Environmental groups continue to assert that native forestry kills koalas by removing native habitat. They do this by using terms like deforestation, which they know is incorrect, to facilitate donations for running costs and public support.
However, the fact remains that urbanisation is a big factor in the removal of koala habitat.
Keep reading as there has been no whimper for the NSW State Minister for the Environment, the WWF-Australia, The Wilderness Society, The Conservation Foundation of NSW or the Australia Koala Foundation.
Hawks Nest and Tea Gardens on the northern shores of Port Stephens in NSW have been the focus of koalas for some time. In 1999, the Scientific Committee, established by the Threatened Species Conservation Act, made a Final Determination to list the Hawks Nest and Tea Gardens population of koalas as an ENDANGERED POPULATION.
This followed much public lobbying by the now Minister for the Environment, the Hon. Penny Sharpe – who is determined to get a Great Koala National Park, as, she claims, koalas could be extinct by 2050.
The Myall Koala Environment Group even have a website:
The website has a map of a Hawk’s Nest Nature Walk. It shows Myall St, from the bridge over the Myall River to the first T-intersection at Mungo Brush Rd. The first cross street in this section of the road is Ibis Street.
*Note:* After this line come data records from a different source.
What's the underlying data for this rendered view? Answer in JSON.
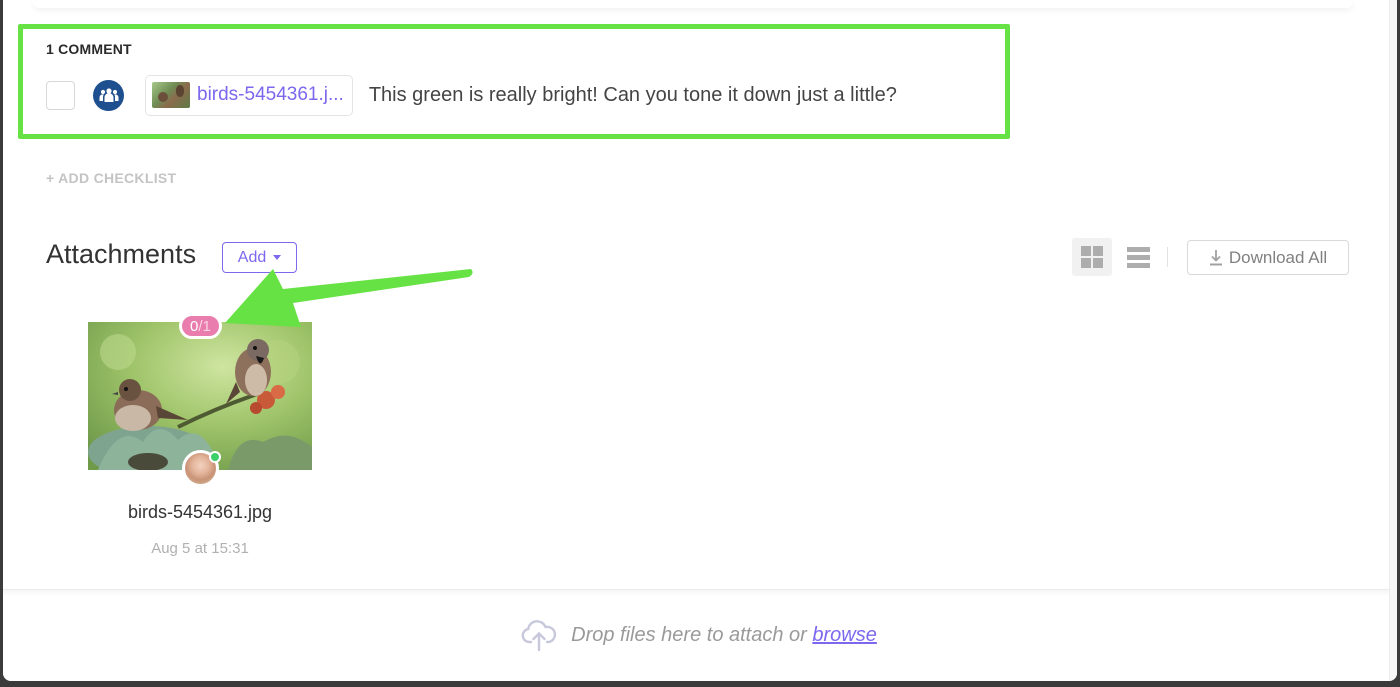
{
  "comments": {
    "count_label": "1 COMMENT",
    "items": [
      {
        "resolved": false,
        "assignee_icon": "team-icon",
        "attachment_name": "birds-5454361.j...",
        "text": "This green is really bright! Can you tone it down just a little?"
      }
    ]
  },
  "checklist": {
    "add_label": "+ ADD CHECKLIST"
  },
  "attachments": {
    "title": "Attachments",
    "add_button_label": "Add",
    "view_modes": [
      "grid",
      "list"
    ],
    "active_view": "grid",
    "download_all_label": "Download All",
    "files": [
      {
        "name": "birds-5454361.jpg",
        "date": "Aug 5 at 15:31",
        "review_done": "0",
        "review_total": "/1",
        "uploader_online": true
      }
    ]
  },
  "dropzone": {
    "text": "Drop files here to attach or ",
    "link_label": "browse"
  },
  "colors": {
    "accent": "#7b68ee",
    "highlight": "#66e244",
    "review_badge": "#e97eae",
    "online": "#3ccf6a",
    "assignee": "#1e4f8f"
  }
}
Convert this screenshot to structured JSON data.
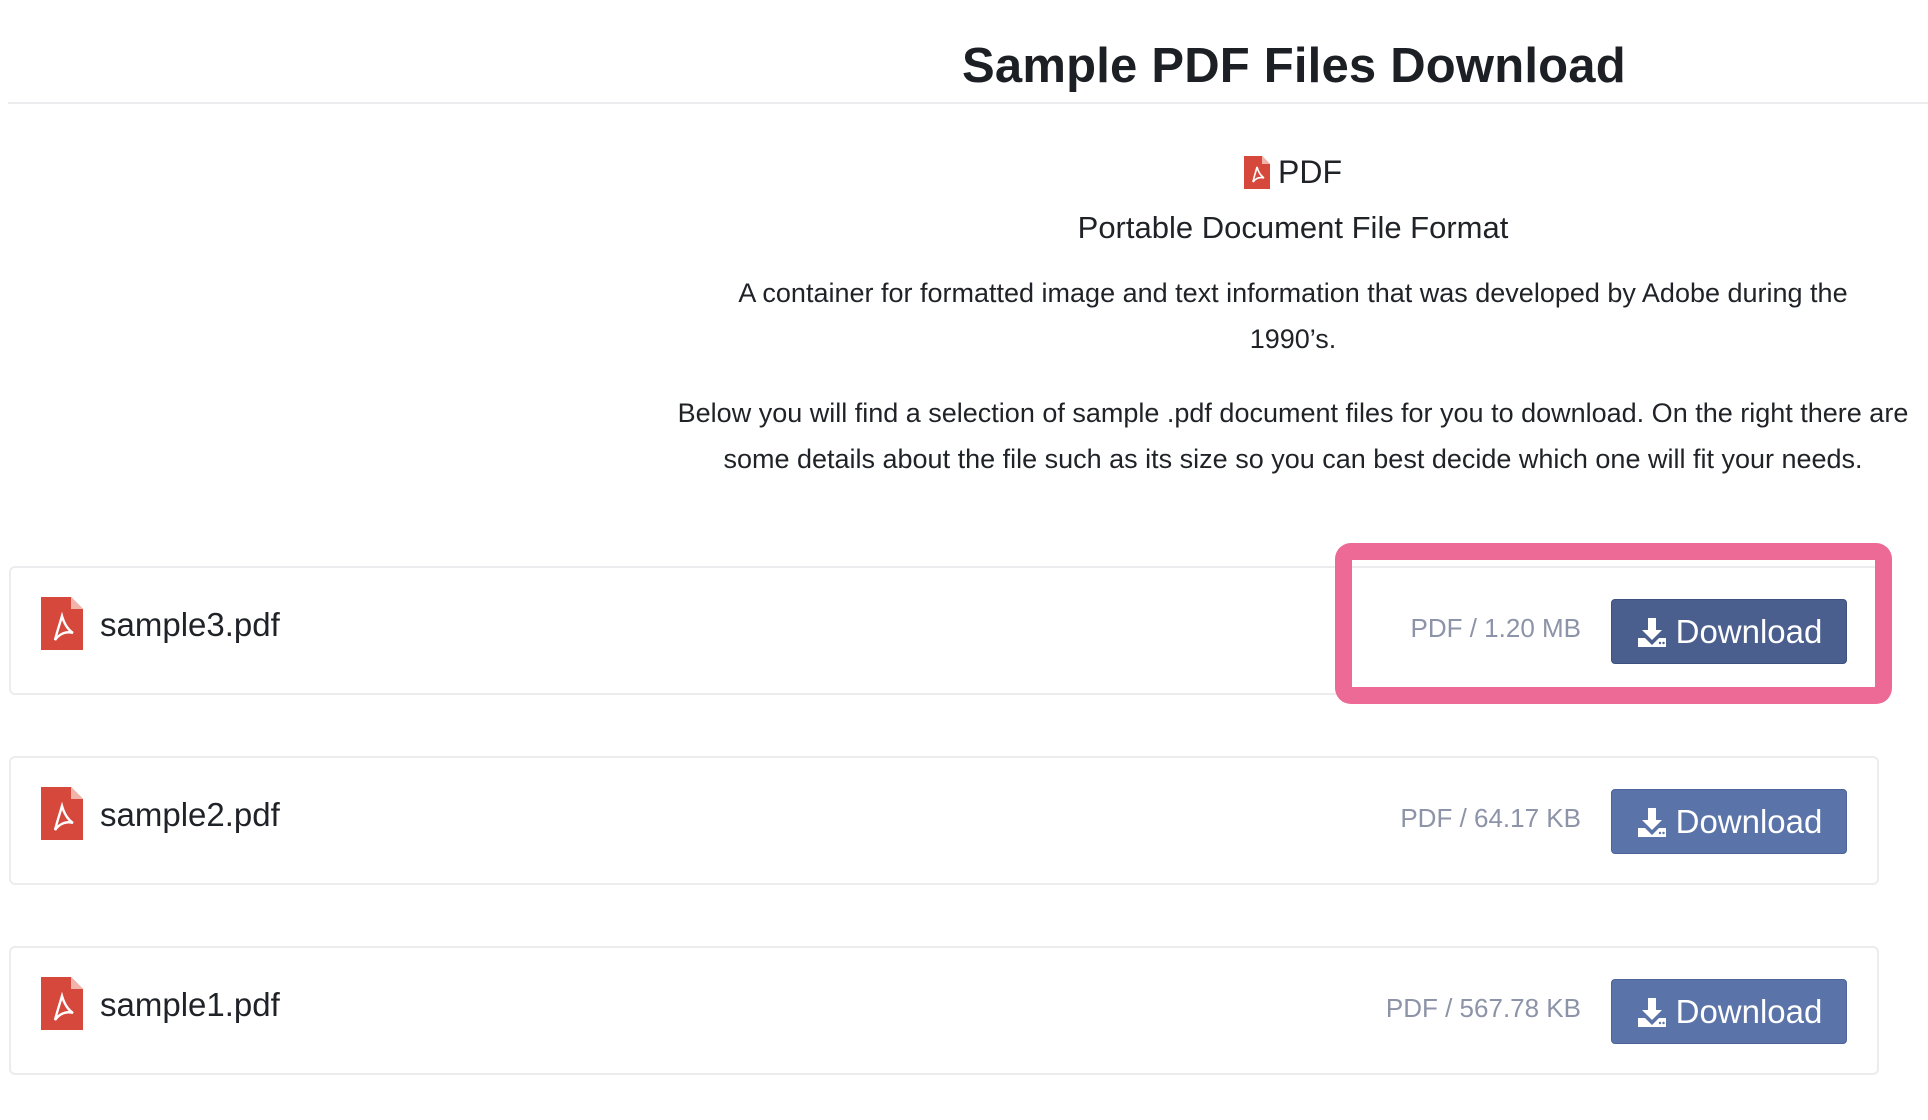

Between the end of the bridge and Ibis Street, the route travels through a small area of local bushland.
Here are three photos of the vegetation on the northern side of Myall Rd where road signs indicated koalas crossed:
Here are three photos taken on 2 November 2024 of what has occurred to vegetation on the southern side of this section of the road, which was like that on the north of Myall Road:
Koala activity in Hawks Nest has been maintained by connectivity between “koala trees.”
What has occurred here is the further removal of bushland connectivity because of land clearing for urban development.
The local government authority is the MidCoast Council. Before the Coalition Government’s Council amalgamations, the Council was known as the Great Lakes Council. The locals jokingly referred to it as the “Great Mistake Council”.
A mistake has been made on this land adjacent to Myall Rd.
Local advice is that the land’s history is that the previous owner wanted to clear the understory, which was mostly invasive weeds, to establish a caravan park beneath the tree canopy. Such a canopy would have retained some koala connectivity. The Council said “No”! The land was then sold, and the photos above show the outcome. Housing will undoubtedly follow after the landfill has been shipped to lift any dwellings above a low-lying area. Any plantings in suburban gardens will unlikely be that of koala tree species as they are big trees.
As already stated, there has been no murmur from the NSW ALP State Government, no murmur from the environmental groups where urban deforestation or land clearing has impacted recognised koala habitats, and no murmur from those now Ministers in the State Government who fought so hard to get the 1999 Scientific Committee Declaration.